Michael Schneider, Managing Director at INTREAL, commented: “Given the further growth of our assets under administration by over one-and-a-half billion euros, while also considering the robust demand for the services of INTREAL Luxembourg and INTREAL Solutions as well as the capacity of our staff to provide these, our financial year to date has been off to a successful start. The many challenges that define the current market environment make it all the more reassuring for us to see that we managed to maintain our growth course throughout the first three months of 2003. Notwithstanding the fact that transaction activities in general took a nosedive, we achieved a net increase by 78 properties for the funds administrated by us. In other words, the rapid rise in market interest rates did not stall the market altogether, and some high net worth investors and funds are already anticipating a sweet spot for acquisitions within the investment cycle. But on the whole, there are few attractive standing properties on the market at present, and even fewer suitable new-build developments. The situation is not about to change in the foreseeable future. Property asset holders with a modern, risk-diversified real estate inventory that has proven crisis-resilient in recent years generally tend to benefit from the low debt financing conditions granted for the long term in recent years – especially when combined with low overall debt capital ratios, high vacancy rates and significant recent rent hikes and the associated stable cash-on-cash returns. As a result of the effectively stalled construction of new buildings, the supply of modern and ESG compliant properties could actually remain very limited for a long period of time. What is currently a buyer’s market could therefore quickly turn into a seller's market in the medium term, especially when you consider the growing scarcity of assets on the market that are suitable for fund purposes.”

Partner Funds Remain the Largest Business Unit, ahead of AIFM Services

Although the number of funds administrated in the partner funds segment decreased by four funds, which are either going through their scheduled wind-up or else had their launch date postponed, in the course of the first quarter of 2023, the partner funds unit accounted for a total of 156 administrated funds and thus remained the larger of the two main business divisions of INTREAL. The assets under administration (AuA) in the partner funds segment approximated 34.6 billion euros as of 31 March 2023 and thus accounted for about 54 percent of the total AuA of c. 63.7 billion euros. Compared to the total reported at the end of the previous financial year, the AuA in the partner funds segment grew by nearly one billion euros. In its partner funds division, the third-party AIFM offers every kind of service relating to the launching and administrating of alternative investment funds (AIF) to asset managers and property developers who have no AIFM licenses of their own, among other clients.
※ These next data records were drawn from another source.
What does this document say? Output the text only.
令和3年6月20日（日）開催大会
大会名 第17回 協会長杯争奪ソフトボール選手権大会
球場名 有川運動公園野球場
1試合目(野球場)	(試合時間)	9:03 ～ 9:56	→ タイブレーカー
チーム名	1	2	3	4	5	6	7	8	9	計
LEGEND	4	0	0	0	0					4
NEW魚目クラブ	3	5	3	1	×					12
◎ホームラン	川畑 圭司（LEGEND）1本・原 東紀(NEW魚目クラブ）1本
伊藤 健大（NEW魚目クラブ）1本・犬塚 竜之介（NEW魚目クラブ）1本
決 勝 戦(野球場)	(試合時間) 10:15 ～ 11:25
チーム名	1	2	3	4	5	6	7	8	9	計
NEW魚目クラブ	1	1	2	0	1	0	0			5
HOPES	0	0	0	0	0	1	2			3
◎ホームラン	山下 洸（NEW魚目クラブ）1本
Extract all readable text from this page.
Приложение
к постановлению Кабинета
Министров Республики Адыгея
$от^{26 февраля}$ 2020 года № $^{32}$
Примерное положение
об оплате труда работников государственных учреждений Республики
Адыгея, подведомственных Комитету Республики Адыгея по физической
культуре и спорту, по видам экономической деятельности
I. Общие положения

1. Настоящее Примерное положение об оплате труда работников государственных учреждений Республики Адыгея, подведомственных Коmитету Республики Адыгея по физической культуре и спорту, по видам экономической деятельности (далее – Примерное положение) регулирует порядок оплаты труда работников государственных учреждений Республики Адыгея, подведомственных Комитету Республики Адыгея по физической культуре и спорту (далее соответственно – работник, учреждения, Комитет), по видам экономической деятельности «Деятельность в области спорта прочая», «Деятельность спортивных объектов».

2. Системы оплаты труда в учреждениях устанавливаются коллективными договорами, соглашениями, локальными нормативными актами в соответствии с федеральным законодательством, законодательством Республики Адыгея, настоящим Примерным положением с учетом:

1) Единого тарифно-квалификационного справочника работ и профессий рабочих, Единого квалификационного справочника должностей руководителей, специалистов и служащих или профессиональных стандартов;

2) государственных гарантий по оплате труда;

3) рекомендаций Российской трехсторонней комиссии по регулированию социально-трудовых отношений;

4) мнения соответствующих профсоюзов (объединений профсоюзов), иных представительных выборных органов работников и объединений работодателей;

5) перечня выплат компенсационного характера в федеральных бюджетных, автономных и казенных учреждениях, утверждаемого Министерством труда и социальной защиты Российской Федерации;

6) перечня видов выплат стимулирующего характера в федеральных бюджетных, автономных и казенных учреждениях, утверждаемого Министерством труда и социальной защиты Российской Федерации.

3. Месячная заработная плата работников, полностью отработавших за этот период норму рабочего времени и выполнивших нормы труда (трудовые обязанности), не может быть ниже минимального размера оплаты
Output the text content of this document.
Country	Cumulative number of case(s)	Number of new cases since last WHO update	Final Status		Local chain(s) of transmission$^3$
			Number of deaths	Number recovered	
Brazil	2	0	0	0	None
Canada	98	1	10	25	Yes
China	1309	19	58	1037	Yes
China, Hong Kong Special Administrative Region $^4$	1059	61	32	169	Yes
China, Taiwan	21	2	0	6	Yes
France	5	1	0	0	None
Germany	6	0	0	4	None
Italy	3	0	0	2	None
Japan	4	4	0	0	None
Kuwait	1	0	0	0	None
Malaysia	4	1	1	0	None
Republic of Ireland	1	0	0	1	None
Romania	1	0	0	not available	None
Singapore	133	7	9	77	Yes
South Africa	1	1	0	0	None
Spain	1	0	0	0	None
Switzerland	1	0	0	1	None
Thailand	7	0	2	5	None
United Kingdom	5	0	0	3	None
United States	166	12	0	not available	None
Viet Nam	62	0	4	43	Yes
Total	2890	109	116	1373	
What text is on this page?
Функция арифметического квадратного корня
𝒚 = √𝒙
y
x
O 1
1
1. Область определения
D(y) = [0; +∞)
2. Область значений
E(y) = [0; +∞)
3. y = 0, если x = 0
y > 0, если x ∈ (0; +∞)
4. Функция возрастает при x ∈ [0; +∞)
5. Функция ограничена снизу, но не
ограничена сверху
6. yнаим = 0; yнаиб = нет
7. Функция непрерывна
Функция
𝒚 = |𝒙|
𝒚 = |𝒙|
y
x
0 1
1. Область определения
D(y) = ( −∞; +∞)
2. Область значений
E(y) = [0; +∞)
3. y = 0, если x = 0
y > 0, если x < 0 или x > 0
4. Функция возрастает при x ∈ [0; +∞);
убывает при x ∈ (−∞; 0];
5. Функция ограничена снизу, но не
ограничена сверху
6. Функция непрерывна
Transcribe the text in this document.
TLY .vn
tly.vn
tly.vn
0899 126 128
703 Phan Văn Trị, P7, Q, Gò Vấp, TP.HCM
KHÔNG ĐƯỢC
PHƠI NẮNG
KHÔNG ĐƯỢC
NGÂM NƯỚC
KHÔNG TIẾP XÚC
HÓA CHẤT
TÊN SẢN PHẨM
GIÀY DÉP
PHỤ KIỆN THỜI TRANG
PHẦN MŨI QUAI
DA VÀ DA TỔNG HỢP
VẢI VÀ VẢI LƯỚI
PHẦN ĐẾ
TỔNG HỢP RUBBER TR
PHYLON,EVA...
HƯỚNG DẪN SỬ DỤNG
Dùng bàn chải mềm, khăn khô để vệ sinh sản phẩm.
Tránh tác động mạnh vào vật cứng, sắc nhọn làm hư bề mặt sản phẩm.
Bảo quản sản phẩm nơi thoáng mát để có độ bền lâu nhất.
For AIFM services, which is the second main business unit of INTREAL, the AuA total grew by over 0.6 billion euros to c. 29.1 billion euros during the first quarter of 2023, which equals around 46 percent of the total AuA of INTREAL. In the AIFM services division, INTREAL provides services on behalf of other licensed AIF management companies, including complex administrative tasks like reporting, controlling (management accounting), fund accounting or equity investment management and risk management. The number of funds under the company’s management in the AIFM services unit increased by one to a total of now 138 during the first quarter of 2023.